Kalau sudah begitu, Rini tak pernah menunda. Ia langsung menulis surat dan memasukannya ke dalam amplop yang sudah beralamat dan berprangko, yang memang sudah disiapkan oleh Rini untuk membalas surat dari Ibunya.

Rini belum tahu bahwa masalah kuliah tidak hanya menyangkut biaya dan kemampuan tapi juga 'cinta' sangat berpengaruh terhadap kesuksesan dalam menuntut ilmu.  Cinta di sini bukan perasaan cinta Rini terhadap pemuda yang menjadi idolanya. Tapi perhatian teman atau dosennya kadang cukup mengganggu.  Mungkin kalau mahasiswa saja bisa diatasi. Tapi kalau sudah yang namanya dosen , kan semuanya serba ewuh pakewuh.

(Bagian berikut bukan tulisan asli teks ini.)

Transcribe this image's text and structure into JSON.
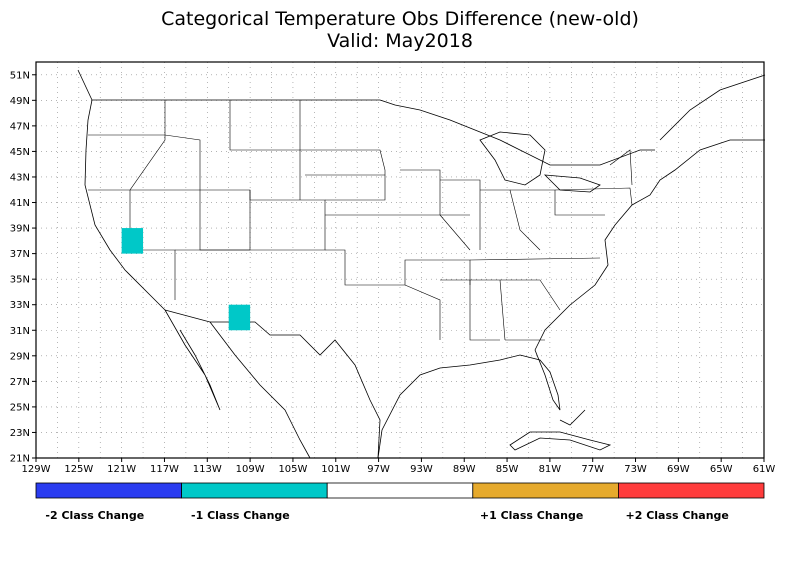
{
  "title": "Categorical Temperature Obs Difference (new-old)",
  "subtitle": "Valid: May2018",
  "map": {
    "lon_range": [
      -129,
      -61
    ],
    "lat_range": [
      21,
      52
    ],
    "lat_ticks": [
      "51N",
      "49N",
      "47N",
      "45N",
      "43N",
      "41N",
      "39N",
      "37N",
      "35N",
      "33N",
      "31N",
      "29N",
      "27N",
      "25N",
      "23N",
      "21N"
    ],
    "lon_ticks": [
      "129W",
      "125W",
      "121W",
      "117W",
      "113W",
      "109W",
      "105W",
      "101W",
      "97W",
      "93W",
      "89W",
      "85W",
      "81W",
      "77W",
      "73W",
      "69W",
      "65W",
      "61W"
    ],
    "grid": "dotted",
    "cells": [
      {
        "lon": [
          -121,
          -119
        ],
        "lat": [
          37,
          39
        ],
        "class": -1,
        "color": "#00c8c8"
      },
      {
        "lon": [
          -111,
          -109
        ],
        "lat": [
          31,
          33
        ],
        "class": -1,
        "color": "#00c8c8"
      }
    ]
  },
  "legend": {
    "swatches": [
      {
        "color": "#2a3cf0",
        "label": "-2 Class Change"
      },
      {
        "color": "#00c8c8",
        "label": "-1 Class Change"
      },
      {
        "color": "#ffffff",
        "label": ""
      },
      {
        "color": "#e6aa2d",
        "label": "+1 Class Change"
      },
      {
        "color": "#ff3c3c",
        "label": "+2 Class Change"
      }
    ]
  }
}
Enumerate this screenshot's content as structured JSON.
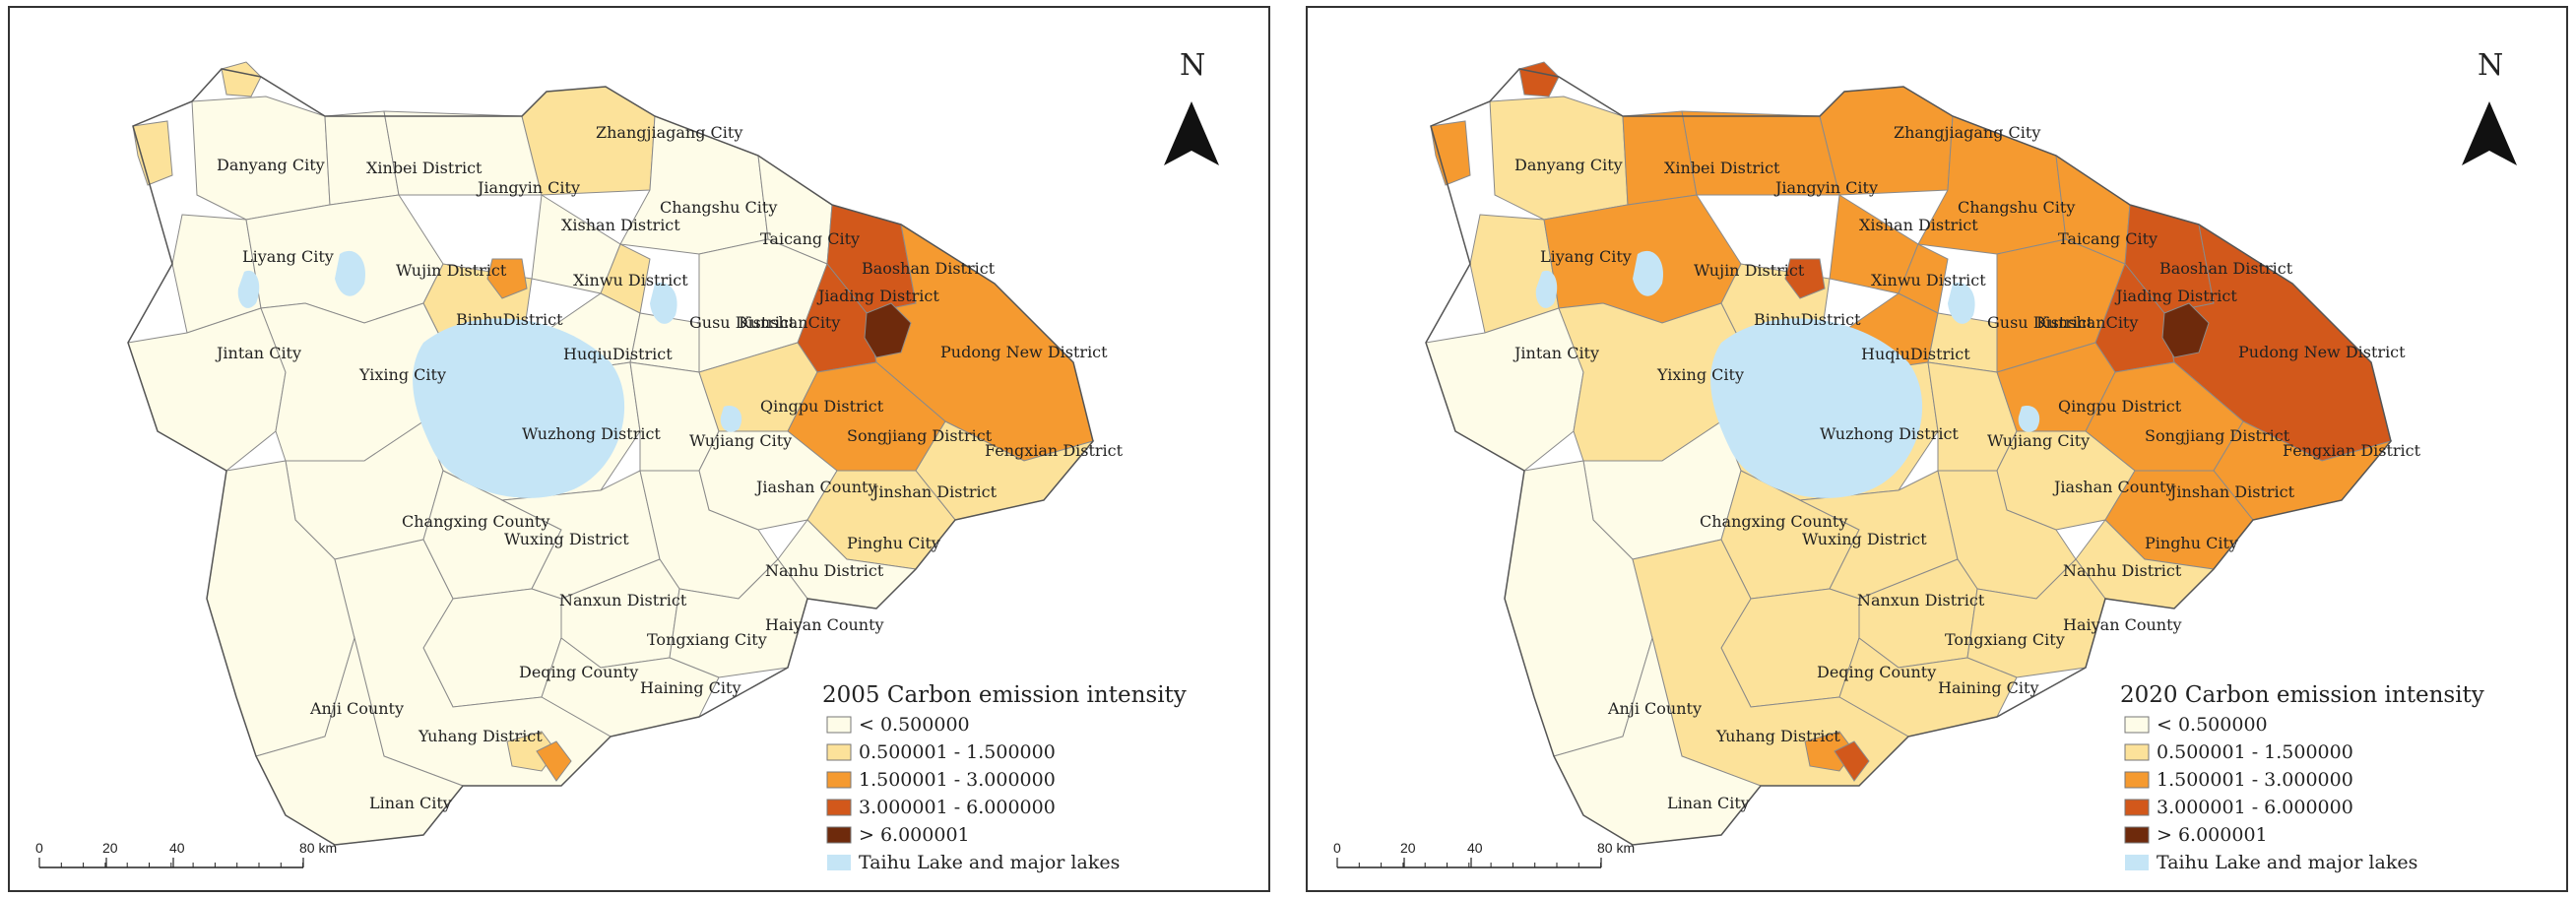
{
  "colors": {
    "c1": "#FEFCE8",
    "c2": "#FCE29A",
    "c3": "#F59A30",
    "c4": "#D2581B",
    "c5": "#6E2A0C",
    "lake": "#C5E5F6",
    "border": "#8a8a8a"
  },
  "panels": [
    {
      "id": "left",
      "legend_title": "2005 Carbon emission intensity",
      "labels": [
        "Danyang City",
        "Xinbei District",
        "Jiangyin City",
        "Zhangjiagang City",
        "Changshu City",
        "Taicang City",
        "Xishan District",
        "Xinwu District",
        "Liyang City",
        "Wujin District",
        "BinhuDistrict",
        "HuqiuDistrict",
        "Gusu District",
        "KunshanCity",
        "Baoshan District",
        "Jiading District",
        "Pudong New District",
        "Jintan City",
        "Yixing City",
        "Wuzhong District",
        "Wujiang City",
        "Qingpu District",
        "Songjiang District",
        "Fengxian District",
        "Jiashan County",
        "Jinshan District",
        "Pinghu City",
        "Changxing County",
        "Wuxing District",
        "Nanxun District",
        "Nanhu District",
        "Tongxiang City",
        "Haiyan County",
        "Deqing County",
        "Haining City",
        "Anji County",
        "Yuhang District",
        "Linan City"
      ],
      "fills": {
        "danyang": "c1",
        "zhangjiagang": "c2",
        "jiangyin": "c1",
        "xinbei": "c1",
        "changshu": "c1",
        "taicang": "c1",
        "xishan": "c1",
        "xinwu": "c2",
        "liyang": "c1",
        "wujin": "c1",
        "binhu": "c2",
        "huqiu": "c1",
        "gusu": "c1",
        "kunshan": "c1",
        "baoshan": "c4",
        "jiading": "c4",
        "pudong": "c3",
        "jintan": "c1",
        "yixing": "c1",
        "wuzhong": "c1",
        "wujiang": "c1",
        "qingpu": "c2",
        "songjiang": "c3",
        "fengxian": "c2",
        "jinshan": "c2",
        "jiashan": "c1",
        "pinghu": "c1",
        "changxing": "c1",
        "wuxing": "c1",
        "nanxun": "c1",
        "nanhu": "c1",
        "tongxiang": "c1",
        "haiyan": "c1",
        "deqing": "c1",
        "haining": "c1",
        "anji": "c1",
        "yuhang": "c1",
        "linan": "c1",
        "urban_core": "c5",
        "spot_n": "c2",
        "spot_w": "c2",
        "spot_s": "c2",
        "spot_s2": "c3",
        "spot_binhu": "c3"
      }
    },
    {
      "id": "right",
      "legend_title": "2020 Carbon emission intensity",
      "labels": [
        "Danyang City",
        "Xinbei District",
        "Jiangyin City",
        "Zhangjiagang City",
        "Changshu City",
        "Taicang City",
        "Xishan District",
        "Xinwu District",
        "Liyang City",
        "Wujin District",
        "BinhuDistrict",
        "HuqiuDistrict",
        "Gusu District",
        "KunshanCity",
        "Baoshan District",
        "Jiading District",
        "Pudong New District",
        "Jintan City",
        "Yixing City",
        "Wuzhong District",
        "Wujiang City",
        "Qingpu District",
        "Songjiang District",
        "Fengxian District",
        "Jiashan County",
        "Jinshan District",
        "Pinghu City",
        "Changxing County",
        "Wuxing District",
        "Nanxun District",
        "Nanhu District",
        "Tongxiang City",
        "Haiyan County",
        "Deqing County",
        "Haining City",
        "Anji County",
        "Yuhang District",
        "Linan City"
      ],
      "fills": {
        "danyang": "c2",
        "zhangjiagang": "c3",
        "jiangyin": "c3",
        "xinbei": "c3",
        "changshu": "c3",
        "taicang": "c3",
        "xishan": "c3",
        "xinwu": "c3",
        "liyang": "c2",
        "wujin": "c3",
        "binhu": "c2",
        "huqiu": "c3",
        "gusu": "c2",
        "kunshan": "c3",
        "baoshan": "c4",
        "jiading": "c4",
        "pudong": "c4",
        "jintan": "c1",
        "yixing": "c2",
        "wuzhong": "c2",
        "wujiang": "c2",
        "qingpu": "c3",
        "songjiang": "c3",
        "fengxian": "c3",
        "jinshan": "c3",
        "jiashan": "c2",
        "pinghu": "c2",
        "changxing": "c1",
        "wuxing": "c2",
        "nanxun": "c2",
        "nanhu": "c2",
        "tongxiang": "c2",
        "haiyan": "c2",
        "deqing": "c2",
        "haining": "c2",
        "anji": "c1",
        "yuhang": "c2",
        "linan": "c1",
        "urban_core": "c5",
        "spot_n": "c4",
        "spot_w": "c3",
        "spot_s": "c3",
        "spot_s2": "c4",
        "spot_binhu": "c4"
      }
    }
  ],
  "legend_items": [
    "< 0.500000",
    "0.500001 - 1.500000",
    "1.500001 - 3.000000",
    "3.000001 - 6.000000",
    "> 6.000001",
    "Taihu Lake and major lakes"
  ],
  "north_label": "N",
  "scale_ticks": [
    "0",
    "20",
    "40",
    "80 km"
  ]
}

Rini memang tidak akan berpacaran dulu sebelum sukses meraih gelar sarjana hukum. Berbagai upaya dilakukan untuk menghindar dari perhatian sang dosen, seperti ketika Pak Mansyur menawarkan buku-buku yang berkaitan dengan ilmu hukum. Rini mengelak dengan berbagai dalih  seperti yang ia ceritakan kepada teman sekontrakannya, "Dik Rini, ini buku-buku penting lho, suatu saat pasti Dik Rini memerlukannya," celoteh Rini menirukan omongan Pak Mansyur yang dikenal mata keranjang di mata mahasiswa.

"Terus kamu bilang apa Rin," tanya Susi teman serumahnya.

"Aku? Aku bilang, terima kasih Pak kebetulan teman saya sudah meminjami buku yang persis seperti yang Bapak tawarkan itu," ujar Rini lagi, lalu mereka tertawa bersama.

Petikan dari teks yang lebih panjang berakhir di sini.